XXH128 is the 128-bit variant of the XXH3 algorithm. While XXH3 can provide 64-bit or 128-bit outputs, XXH128 is specifically the implementation that generates the full 128-bit digest. It is designed for applications where the probability of collisions must be mathematically negligible, even when hashing trillions of items. Like XXH3, it is built for modern CPUs, using vectorized instructions to achieve speeds that make it one of the fastest 128-bit hash functions in existence.
How does XXH128 hash works?
XXH128 builds upon the XXH3 core, extending the "avalanche" mixing phase to handle double the state size:
- State Expansion: It utilizes two parallel internal states, each 64 bits wide, which are processed simultaneously using SIMD instructions.
- Wide Mixing: The algorithm processes data in larger chunks compared to XXH64, ensuring that the input is "smeared" across the entire 128-bit state.
- Secret Keying: It incorporates a "secret" (a pseudo-random block of data) during the mixing phase. This makes the hash output dependent not just on the input, but also on the internal constant, which significantly improves distribution quality and resistance to malicious collision attempts.

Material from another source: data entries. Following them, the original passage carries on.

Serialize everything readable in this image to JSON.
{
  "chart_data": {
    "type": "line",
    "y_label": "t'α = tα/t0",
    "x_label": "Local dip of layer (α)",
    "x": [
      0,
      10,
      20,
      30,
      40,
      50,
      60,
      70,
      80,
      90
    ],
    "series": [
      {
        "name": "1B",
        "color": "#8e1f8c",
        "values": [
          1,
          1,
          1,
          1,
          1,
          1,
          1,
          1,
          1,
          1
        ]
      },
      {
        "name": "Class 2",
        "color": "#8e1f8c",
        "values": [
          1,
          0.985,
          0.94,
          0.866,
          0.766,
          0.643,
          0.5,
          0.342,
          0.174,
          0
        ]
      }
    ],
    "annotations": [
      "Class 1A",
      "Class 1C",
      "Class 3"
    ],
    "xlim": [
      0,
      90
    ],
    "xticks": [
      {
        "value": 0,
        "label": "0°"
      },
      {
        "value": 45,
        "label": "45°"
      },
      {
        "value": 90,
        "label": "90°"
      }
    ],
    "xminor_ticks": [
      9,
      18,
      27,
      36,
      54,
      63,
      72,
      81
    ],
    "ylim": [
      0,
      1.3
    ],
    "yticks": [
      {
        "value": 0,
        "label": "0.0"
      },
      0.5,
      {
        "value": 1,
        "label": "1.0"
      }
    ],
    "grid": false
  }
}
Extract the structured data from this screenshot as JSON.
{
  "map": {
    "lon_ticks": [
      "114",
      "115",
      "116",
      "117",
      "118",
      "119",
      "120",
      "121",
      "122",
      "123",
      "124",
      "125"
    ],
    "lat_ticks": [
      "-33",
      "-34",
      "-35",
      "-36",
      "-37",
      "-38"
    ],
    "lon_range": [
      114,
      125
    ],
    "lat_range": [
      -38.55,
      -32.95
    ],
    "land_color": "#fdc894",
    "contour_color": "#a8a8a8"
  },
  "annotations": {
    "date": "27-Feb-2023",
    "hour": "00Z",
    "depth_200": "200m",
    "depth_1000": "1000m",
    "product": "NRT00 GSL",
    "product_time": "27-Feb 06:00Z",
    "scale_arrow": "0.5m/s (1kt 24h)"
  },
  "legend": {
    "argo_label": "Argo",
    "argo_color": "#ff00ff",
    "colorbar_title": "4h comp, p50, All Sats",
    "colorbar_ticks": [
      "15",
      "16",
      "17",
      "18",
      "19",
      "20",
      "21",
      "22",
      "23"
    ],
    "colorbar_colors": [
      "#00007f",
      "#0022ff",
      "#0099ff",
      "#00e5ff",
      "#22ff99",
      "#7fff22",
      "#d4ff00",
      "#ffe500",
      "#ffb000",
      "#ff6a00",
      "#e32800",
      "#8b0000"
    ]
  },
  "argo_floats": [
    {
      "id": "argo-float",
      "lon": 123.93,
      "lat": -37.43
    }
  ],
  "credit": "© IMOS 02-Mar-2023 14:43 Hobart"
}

- Finalization (128-bit Avalanche): The finalization stage performs an intensive bitwise mixing of the two 64-bit accumulators to produce a highly uniform 128-bit fingerprint.
Comparison: XXH128 vs. XXH3 and XXH64
- XXH128 vs. XXH64:
- Collision Resistance: XXH128 is vastly superior. With a 128-bit output, the birthday paradox collision threshold is exponentially higher than that of a 64-bit hash (XXH64). If your application handles massive datasets (e.g., big data indexing), XXH128 is the safer choice.
Performance: XXH128 is only marginally slower than XXH64, despite providing double the bits, thanks to the efficiency of the vectorized (SIMD) implementation.
XXH128 vs. XXH3 (64-bit mode):
- Primary Use: XXH3 (in 64-bit mode) is intended for "speed-at-all-costs" hash tables where collisions are handled by the data structure. XXH128 is intended for "integrity-focused" applications (like file deduplication or verifying large data blocks) where you need a unique, collision-resistant identifier.
- Complexity: XXH128 uses a more complex finalization stage to "compress" the internal states into a final 128-bit digest, whereas XXH3 (64-bit) exits slightly earlier.